As hard as it is to think back on the time when my dad was sick, I realize that the fact that we were aware of the risk (probability) that his time was limited allowed us to pull in those memories while we were focusing on the specialness of that time. Some of the time, I was functioning in the moment, but I was also deliberately hoarding memories of what was going on. I wasn't trying to hold onto those things because I thought Dad wouldn't be around much longer, though; usually I was logging those moments because I thought he would beat the damn cancer and we would be able to look back and think this is how we made it!!  And even though it turned out we didn't, at least we were afforded those memories, both the good and the difficult, to remind us of the fierceness of our love for one another. 

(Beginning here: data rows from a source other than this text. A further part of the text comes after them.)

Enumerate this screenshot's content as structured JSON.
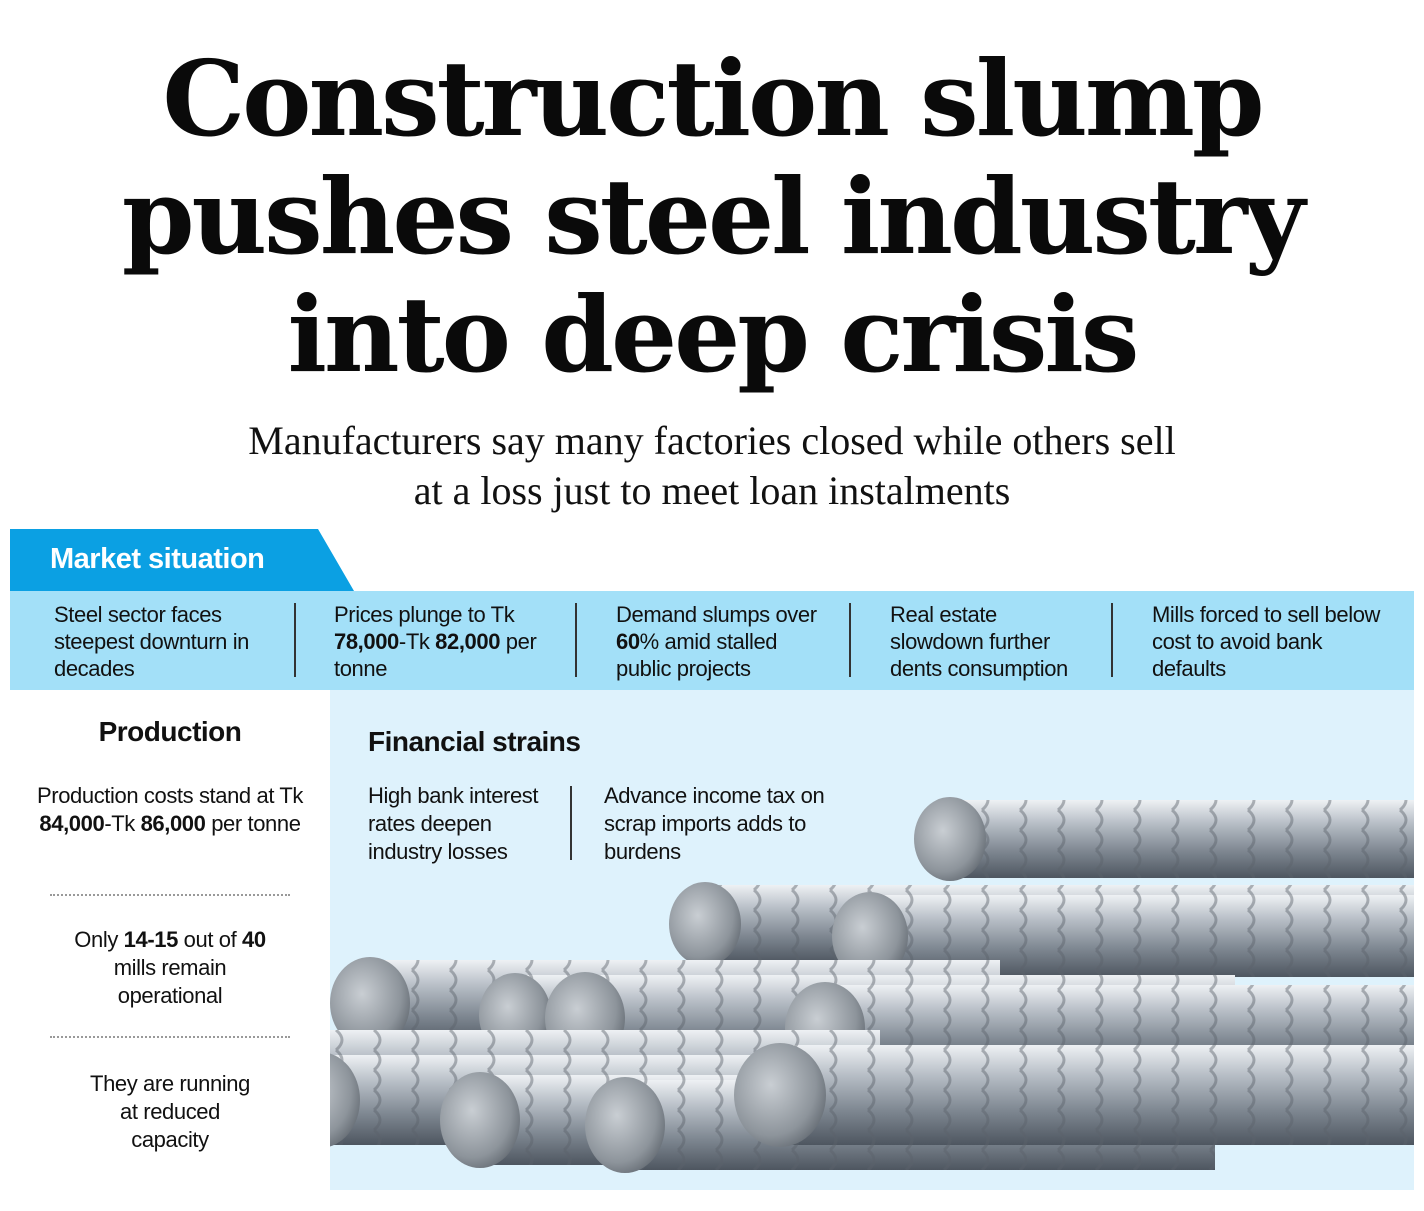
{
  "headline": {
    "line1": "Construction slump",
    "line2": "pushes steel industry",
    "line3": "into deep crisis"
  },
  "subhead": {
    "line1": "Manufacturers say many factories closed while others sell",
    "line2": "at a loss just to meet loan instalments"
  },
  "market": {
    "label": "Market situation",
    "items": [
      {
        "pre": "Steel sector faces steepest downturn in decades",
        "bold1": "",
        "mid": "",
        "bold2": "",
        "post": ""
      },
      {
        "pre": "Prices plunge to Tk ",
        "bold1": "78,000",
        "mid": "-Tk ",
        "bold2": "82,000",
        "post": " per tonne"
      },
      {
        "pre": "Demand slumps over ",
        "bold1": "60",
        "mid": "% amid stalled public projects",
        "bold2": "",
        "post": ""
      },
      {
        "pre": "Real estate slowdown further dents consumption",
        "bold1": "",
        "mid": "",
        "bold2": "",
        "post": ""
      },
      {
        "pre": "Mills forced to sell below cost to avoid bank defaults",
        "bold1": "",
        "mid": "",
        "bold2": "",
        "post": ""
      }
    ]
  },
  "production": {
    "title": "Production",
    "item1": {
      "pre": "Production costs stand at Tk ",
      "bold1": "84,000",
      "mid": "-Tk ",
      "bold2": "86,000",
      "post": " per tonne"
    },
    "item2": {
      "pre": "Only ",
      "bold1": "14-15",
      "mid": " out of ",
      "bold2": "40",
      "post": " mills remain operational"
    },
    "item3": "They are running at reduced capacity"
  },
  "financial": {
    "title": "Financial strains",
    "item1": "High bank interest rates deepen industry losses",
    "item2": "Advance income tax on scrap imports adds to burdens"
  },
  "colors": {
    "tab": "#0ba0e3",
    "band": "#a3e0f8",
    "panel": "#def2fc",
    "steel": "#9aa3ad"
  }
}
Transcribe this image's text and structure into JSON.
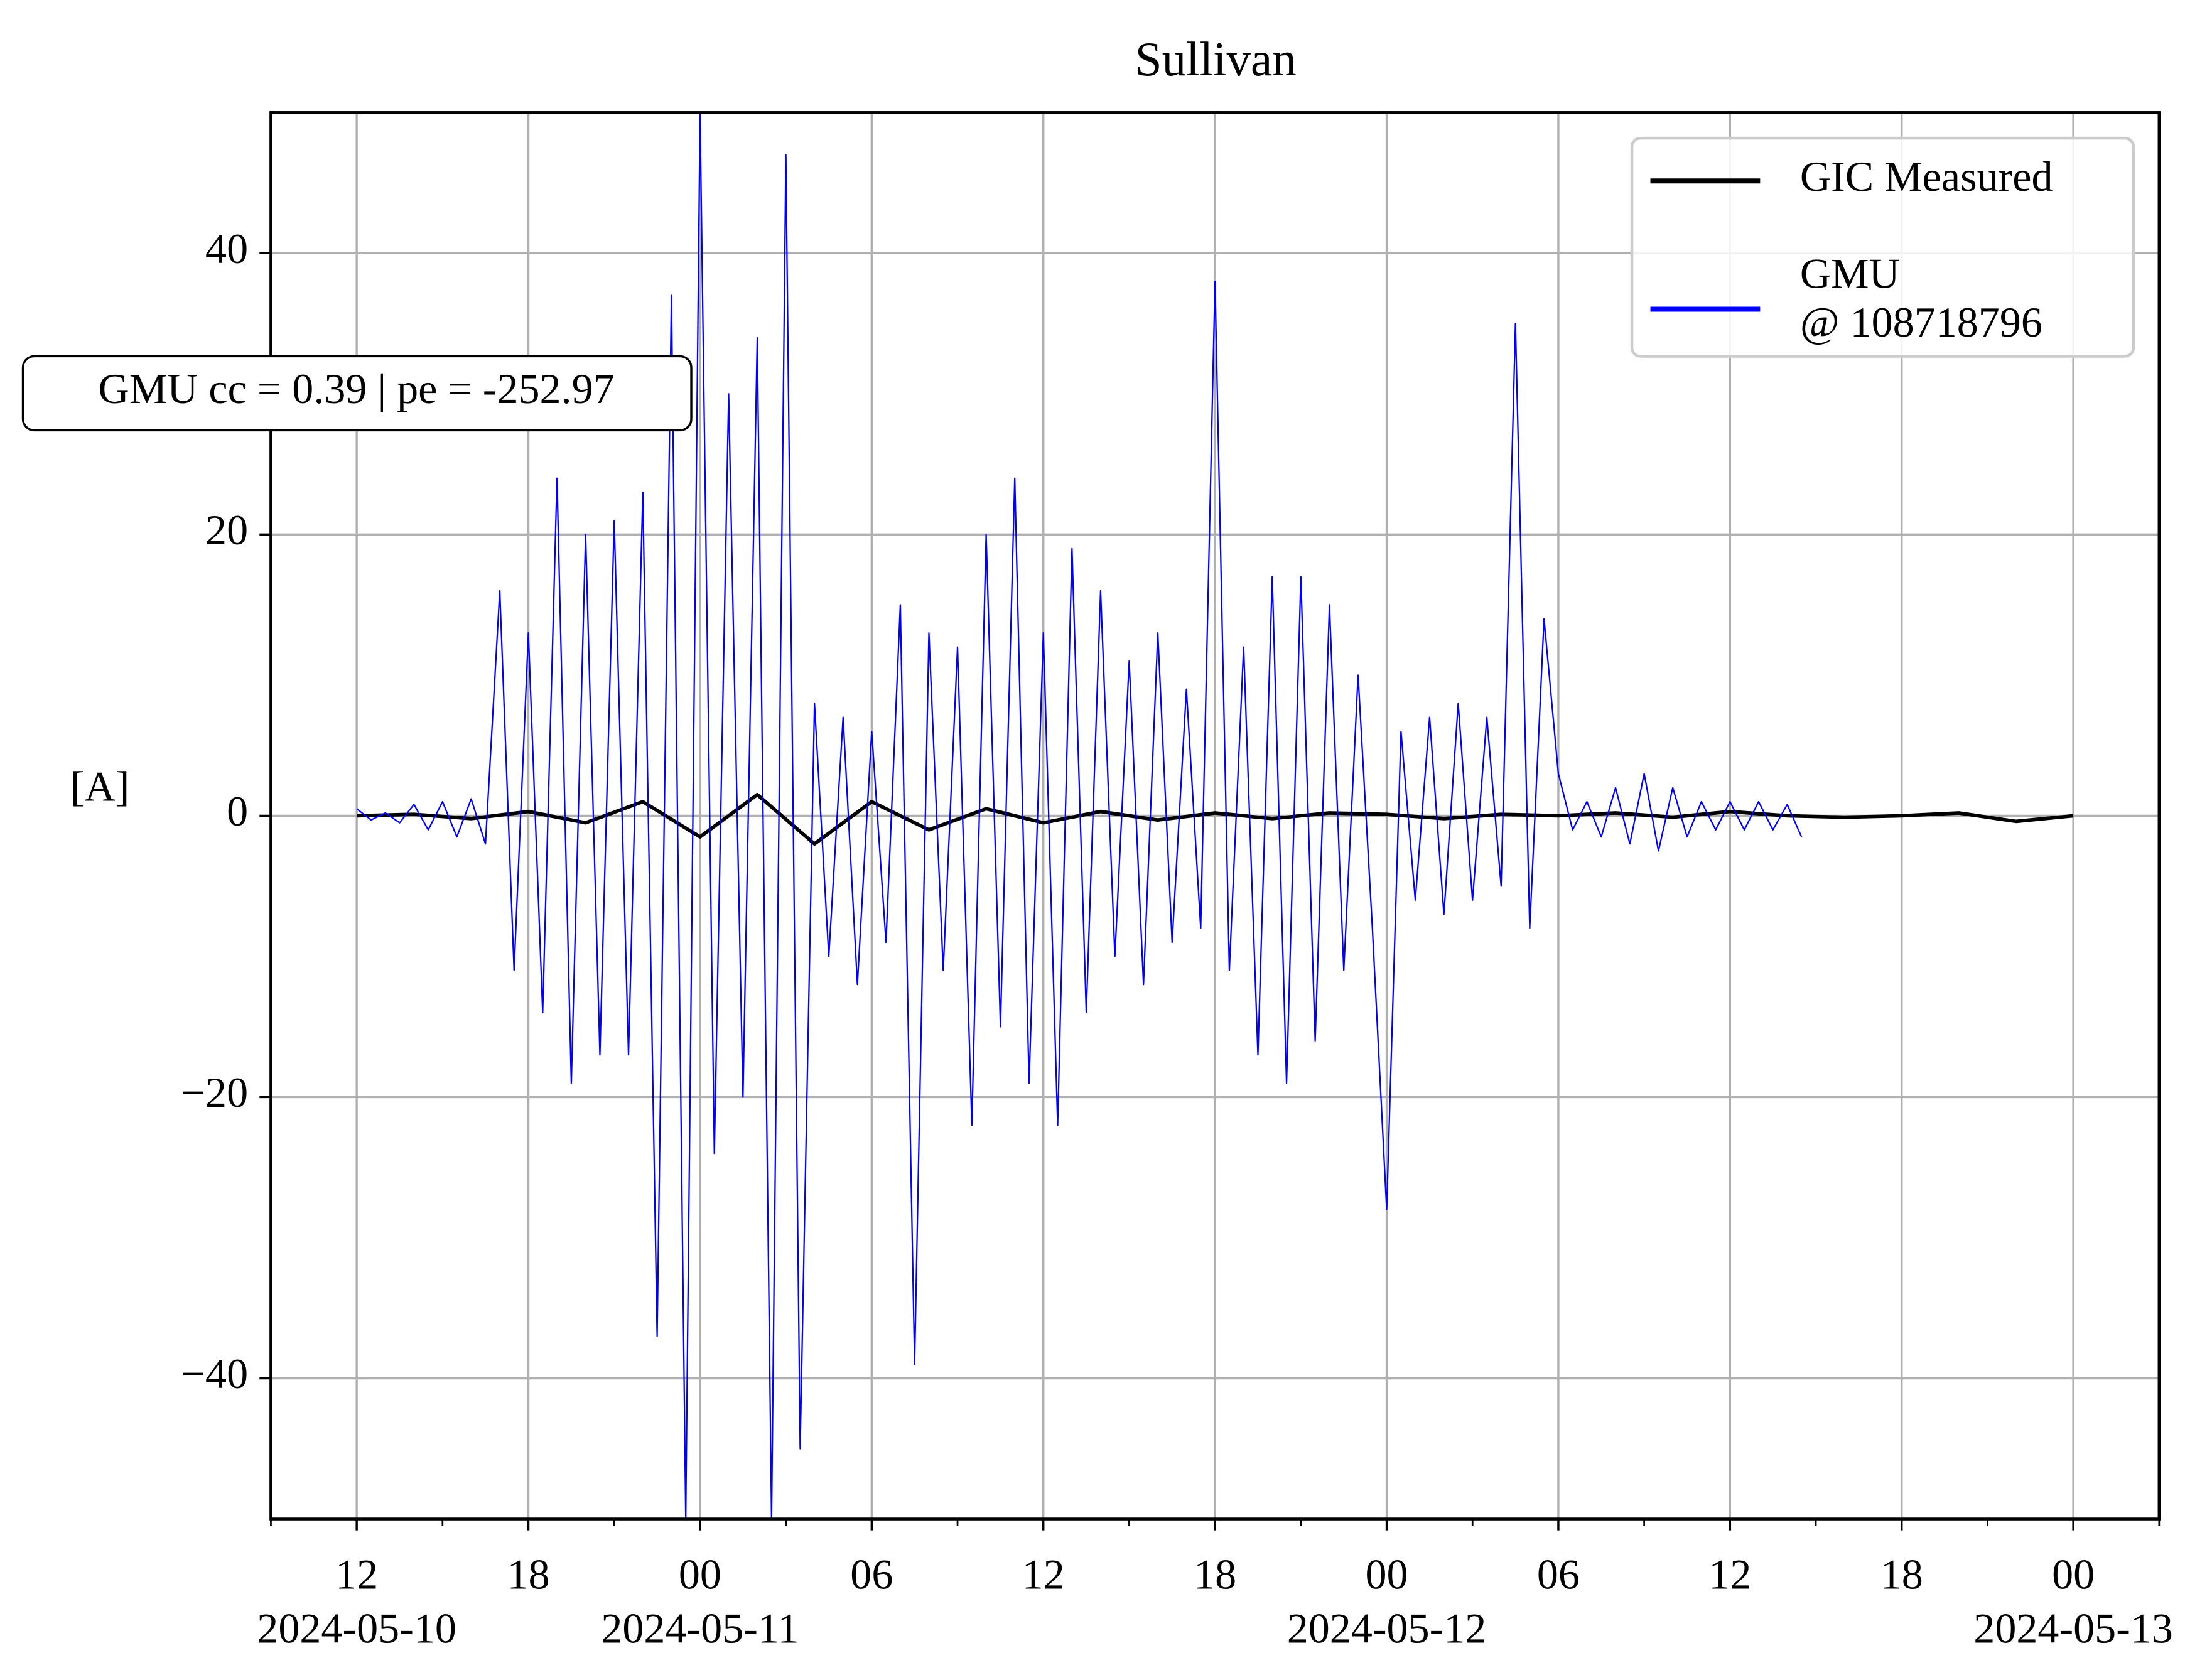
{
  "chart_data": {
    "type": "line",
    "title": "Sullivan",
    "ylabel": "[A]",
    "annotation": "GMU cc = 0.39 | pe = -252.97",
    "xlim": [
      "2024-05-10 09:00",
      "2024-05-13 03:00"
    ],
    "xticks": [
      {
        "value": "2024-05-10 12:00",
        "label": "12",
        "date": "2024-05-10"
      },
      {
        "value": "2024-05-10 18:00",
        "label": "18"
      },
      {
        "value": "2024-05-11 00:00",
        "label": "00",
        "date": "2024-05-11"
      },
      {
        "value": "2024-05-11 06:00",
        "label": "06"
      },
      {
        "value": "2024-05-11 12:00",
        "label": "12"
      },
      {
        "value": "2024-05-11 18:00",
        "label": "18"
      },
      {
        "value": "2024-05-12 00:00",
        "label": "00",
        "date": "2024-05-12"
      },
      {
        "value": "2024-05-12 06:00",
        "label": "06"
      },
      {
        "value": "2024-05-12 12:00",
        "label": "12"
      },
      {
        "value": "2024-05-12 18:00",
        "label": "18"
      },
      {
        "value": "2024-05-13 00:00",
        "label": "00",
        "date": "2024-05-13"
      }
    ],
    "xminorticks": [
      "2024-05-10 09:00",
      "2024-05-10 15:00",
      "2024-05-10 21:00",
      "2024-05-11 03:00",
      "2024-05-11 09:00",
      "2024-05-11 15:00",
      "2024-05-11 21:00",
      "2024-05-12 03:00",
      "2024-05-12 09:00",
      "2024-05-12 15:00",
      "2024-05-12 21:00",
      "2024-05-13 03:00"
    ],
    "ylim": [
      -50,
      50
    ],
    "yticks": [
      {
        "value": -40,
        "label": "−40"
      },
      {
        "value": -20,
        "label": "−20"
      },
      0,
      20,
      40
    ],
    "grid": true,
    "legend": "upper right",
    "series": [
      {
        "name": "GIC Measured",
        "color": "#000000",
        "x": [
          "2024-05-10 12:00",
          "2024-05-10 14:00",
          "2024-05-10 16:00",
          "2024-05-10 18:00",
          "2024-05-10 20:00",
          "2024-05-10 22:00",
          "2024-05-11 00:00",
          "2024-05-11 02:00",
          "2024-05-11 04:00",
          "2024-05-11 06:00",
          "2024-05-11 08:00",
          "2024-05-11 10:00",
          "2024-05-11 12:00",
          "2024-05-11 14:00",
          "2024-05-11 16:00",
          "2024-05-11 18:00",
          "2024-05-11 20:00",
          "2024-05-11 22:00",
          "2024-05-12 00:00",
          "2024-05-12 02:00",
          "2024-05-12 04:00",
          "2024-05-12 06:00",
          "2024-05-12 08:00",
          "2024-05-12 10:00",
          "2024-05-12 12:00",
          "2024-05-12 14:00",
          "2024-05-12 16:00",
          "2024-05-12 18:00",
          "2024-05-12 20:00",
          "2024-05-12 22:00",
          "2024-05-13 00:00"
        ],
        "values": [
          0,
          0.1,
          -0.2,
          0.3,
          -0.5,
          1,
          -1.5,
          1.5,
          -2,
          1,
          -1,
          0.5,
          -0.5,
          0.3,
          -0.3,
          0.2,
          -0.2,
          0.2,
          0.1,
          -0.2,
          0.1,
          0,
          0.2,
          -0.1,
          0.3,
          0,
          -0.1,
          0,
          0.2,
          -0.4,
          0
        ]
      },
      {
        "name": "GMU\n@ 108718796",
        "color": "#0000ff",
        "x": [
          "2024-05-10 12:00",
          "2024-05-10 12:30",
          "2024-05-10 13:00",
          "2024-05-10 13:30",
          "2024-05-10 14:00",
          "2024-05-10 14:30",
          "2024-05-10 15:00",
          "2024-05-10 15:30",
          "2024-05-10 16:00",
          "2024-05-10 16:30",
          "2024-05-10 17:00",
          "2024-05-10 17:30",
          "2024-05-10 18:00",
          "2024-05-10 18:30",
          "2024-05-10 19:00",
          "2024-05-10 19:30",
          "2024-05-10 20:00",
          "2024-05-10 20:30",
          "2024-05-10 21:00",
          "2024-05-10 21:30",
          "2024-05-10 22:00",
          "2024-05-10 22:30",
          "2024-05-10 23:00",
          "2024-05-10 23:30",
          "2024-05-11 00:00",
          "2024-05-11 00:30",
          "2024-05-11 01:00",
          "2024-05-11 01:30",
          "2024-05-11 02:00",
          "2024-05-11 02:30",
          "2024-05-11 03:00",
          "2024-05-11 03:30",
          "2024-05-11 04:00",
          "2024-05-11 04:30",
          "2024-05-11 05:00",
          "2024-05-11 05:30",
          "2024-05-11 06:00",
          "2024-05-11 06:30",
          "2024-05-11 07:00",
          "2024-05-11 07:30",
          "2024-05-11 08:00",
          "2024-05-11 08:30",
          "2024-05-11 09:00",
          "2024-05-11 09:30",
          "2024-05-11 10:00",
          "2024-05-11 10:30",
          "2024-05-11 11:00",
          "2024-05-11 11:30",
          "2024-05-11 12:00",
          "2024-05-11 12:30",
          "2024-05-11 13:00",
          "2024-05-11 13:30",
          "2024-05-11 14:00",
          "2024-05-11 14:30",
          "2024-05-11 15:00",
          "2024-05-11 15:30",
          "2024-05-11 16:00",
          "2024-05-11 16:30",
          "2024-05-11 17:00",
          "2024-05-11 17:30",
          "2024-05-11 18:00",
          "2024-05-11 18:30",
          "2024-05-11 19:00",
          "2024-05-11 19:30",
          "2024-05-11 20:00",
          "2024-05-11 20:30",
          "2024-05-11 21:00",
          "2024-05-11 21:30",
          "2024-05-11 22:00",
          "2024-05-11 22:30",
          "2024-05-11 23:00",
          "2024-05-11 23:30",
          "2024-05-12 00:00",
          "2024-05-12 00:30",
          "2024-05-12 01:00",
          "2024-05-12 01:30",
          "2024-05-12 02:00",
          "2024-05-12 02:30",
          "2024-05-12 03:00",
          "2024-05-12 03:30",
          "2024-05-12 04:00",
          "2024-05-12 04:30",
          "2024-05-12 05:00",
          "2024-05-12 05:30",
          "2024-05-12 06:00",
          "2024-05-12 06:30",
          "2024-05-12 07:00",
          "2024-05-12 07:30",
          "2024-05-12 08:00",
          "2024-05-12 08:30",
          "2024-05-12 09:00",
          "2024-05-12 09:30",
          "2024-05-12 10:00",
          "2024-05-12 10:30",
          "2024-05-12 11:00",
          "2024-05-12 11:30",
          "2024-05-12 12:00",
          "2024-05-12 12:30",
          "2024-05-12 13:00",
          "2024-05-12 13:30",
          "2024-05-12 14:00",
          "2024-05-12 14:30"
        ],
        "values": [
          0.5,
          -0.3,
          0.2,
          -0.5,
          0.8,
          -1,
          1,
          -1.5,
          1.2,
          -2,
          16,
          -11,
          13,
          -14,
          24,
          -19,
          20,
          -17,
          21,
          -17,
          23,
          -37,
          37,
          -50,
          50,
          -24,
          30,
          -20,
          34,
          -50,
          47,
          -45,
          8,
          -10,
          7,
          -12,
          6,
          -9,
          15,
          -39,
          13,
          -11,
          12,
          -22,
          20,
          -15,
          24,
          -19,
          13,
          -22,
          19,
          -14,
          16,
          -10,
          11,
          -12,
          13,
          -9,
          9,
          -8,
          38,
          -11,
          12,
          -17,
          17,
          -19,
          17,
          -16,
          15,
          -11,
          10,
          -8,
          -28,
          6,
          -6,
          7,
          -7,
          8,
          -6,
          7,
          -5,
          35,
          -8,
          14,
          3,
          -1,
          1,
          -1.5,
          2,
          -2,
          3,
          -2.5,
          2,
          -1.5,
          1,
          -1,
          1,
          -1,
          1,
          -1,
          0.8,
          -1.5
        ]
      }
    ]
  }
}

I dealt with my dad's illness with staunch denial of the fact that the devastating prognosis could apply to us, and, looking back, I think it turned out to be for the better that I wasn't aware of many of the last times I'd have with my dad because of that denial.

In going through life, we tend to think we will always have more time, which leads us to think that it's ok to rush around, to put things other than our loved ones first, and to worry about the past and the future instead of letting everything else fade away and just appreciating the simple physical presence of those we love.  Hearing the words "brain cancer" allowed me to stop all of that and to recognize that I needed to just be with my dad and the rest of my family, even though I didn't let myself think that there wouldn't be many more opportunities to do that same thing.   

And afterwards, I had to see not just that I'd been wrong in thinking the prognosis was wrong, but I also had to realize another hard thing as part of the grief: when the dust starts to settle after the first time you lose someone that you truly love, in the darkness it hits you that your days together with everyone else that matters to you are numbered as well.  And somewhere along the way in dealing with the horror of that realization, you may see the importance of paying attention, of stopping to smell the roses, of committing the moments to memory, because doing so is one of the few things that may possibly help to ease the deep aching when we do have to come to find out that the lasts were just that.

All the inconveniences, the irritation, the stressing out over things, the wishing for things that don't really matter at all seem so insignificant, so stupid, and in some cases so selfish when we put it into perspective.  At some point, for all of us, it will be too late.  We have to do our best to capture those moments now, before they actually become lasts, before there is no hope of recapturing them, before the regrets set in and that's all that we have left.

I still have moments when I don't believe it really happened or that he's really gone, even now, 23 months later.  Damn I miss him.